Octane2 Graphics Libraries
- OpenGL
OpenGL is an industry-standard graphics development environment. OpenGL is a cross-platform portable
API that enables 2D, 3D, and imaging applications to be developed once for deployment to a variety of
hardware platforms with different operating systems and windowing environments. OpenGL includes operations
for geometric and raster primitives, viewing and modeling transformations, lighting, shading, blending,
fog, hidden surface removal, and texture mapping.
- Open Inventor
Open Inventor is an object-oriented 3D graphics toolkit that presents a programming model based on a 3D
scene database. It provides a rich set of objects to speed up your development and extend 3D programming
beyond OpenGL, X11, and Motif . The objects include cubes, polygons, text, material, camera, lights, trackballs,
handle boxes, and 3D viewers and editors. Like OpenGL, Open Inventor is a cross-platform portable API.
- OpenGL Performer
The OpenGL Performer toolkit gives developers the means to achieve a fast consistent frame rate for applications
in the areas of visual simulation, interactive entertainment, and simulation-based design. OpenGL Performer has
the intelligence to evaluate underlying hardware and optimize for best performance. Key benefits include simplified
management of the visual database and maximum performance for scene rendering for all SGI® workstations.
- OpenGL Optimizer
The OpenGL Optimizer Application Programming Interface (API) provides the technology necessary to build applications
that enable users to realize the benefits of digital prototyping and large database interaction. OpenGL Optimizer is a
C++, 3-D graphics API built on the industry standard, OpenGL. OpenGL Optimizer extends the power of OpenGL by enabling
the high-performance rendering of and interaction with extremely large databases. Within the extensible, object-oriented
framework of the OpenGL Optimizer API, developers can simplify large models, reduce scene complexity by removing objects
that are behind other objects, and transparently utilize all available processors in the machine. The OpenGL Optimizer
API takes advantage of the fact that distant objects don't need the detail that up-close objects require. It provides
tools that enable the developer to create as many Levels of Detail (LOD) as necessary for efficient rendering.

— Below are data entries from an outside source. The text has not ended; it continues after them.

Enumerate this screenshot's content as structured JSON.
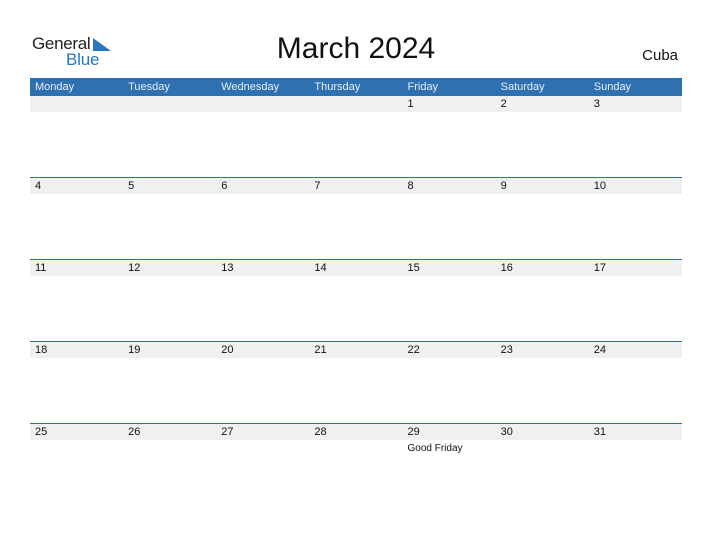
{
  "logo": {
    "word1": "General",
    "word2": "Blue"
  },
  "title": "March 2024",
  "country": "Cuba",
  "weekdays": [
    "Monday",
    "Tuesday",
    "Wednesday",
    "Thursday",
    "Friday",
    "Saturday",
    "Sunday"
  ],
  "weeks": [
    [
      "",
      "",
      "",
      "",
      "1",
      "2",
      "3"
    ],
    [
      "4",
      "5",
      "6",
      "7",
      "8",
      "9",
      "10"
    ],
    [
      "11",
      "12",
      "13",
      "14",
      "15",
      "16",
      "17"
    ],
    [
      "18",
      "19",
      "20",
      "21",
      "22",
      "23",
      "24"
    ],
    [
      "25",
      "26",
      "27",
      "28",
      "29",
      "30",
      "31"
    ]
  ],
  "holidays": [
    {
      "week": 4,
      "day": 4,
      "name": "Good Friday"
    }
  ],
  "colors": {
    "accent": "#2f70b1",
    "date_strip": "#f0f0f0",
    "logo_blue": "#2a77c0"
  }
}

Many graphics systems today provide developers with view frustum culling-the removal of objects that are not in view.
Though useful, this function does little for complex scenes where the majority of the geometry is in view.
The OpenGL Optimizer API provides a general framework for culling that includes view frustum culling as well as occlusion
culling the removal of objects that are hidden behind other objects and back patch culling.
Simplification and culling techniques help to minimize the amount of data that gets rendered. Ultimately, however,
the graphics hardware renders polygons. The OpenGL Optimizer API provides many advanced tessellation routines that
generate optimal polygonal surfaces from trimmed parametric surfaces including NURBs. Highly curved surfaces are
densely tessellated while flatter areas are sparsely tessellated.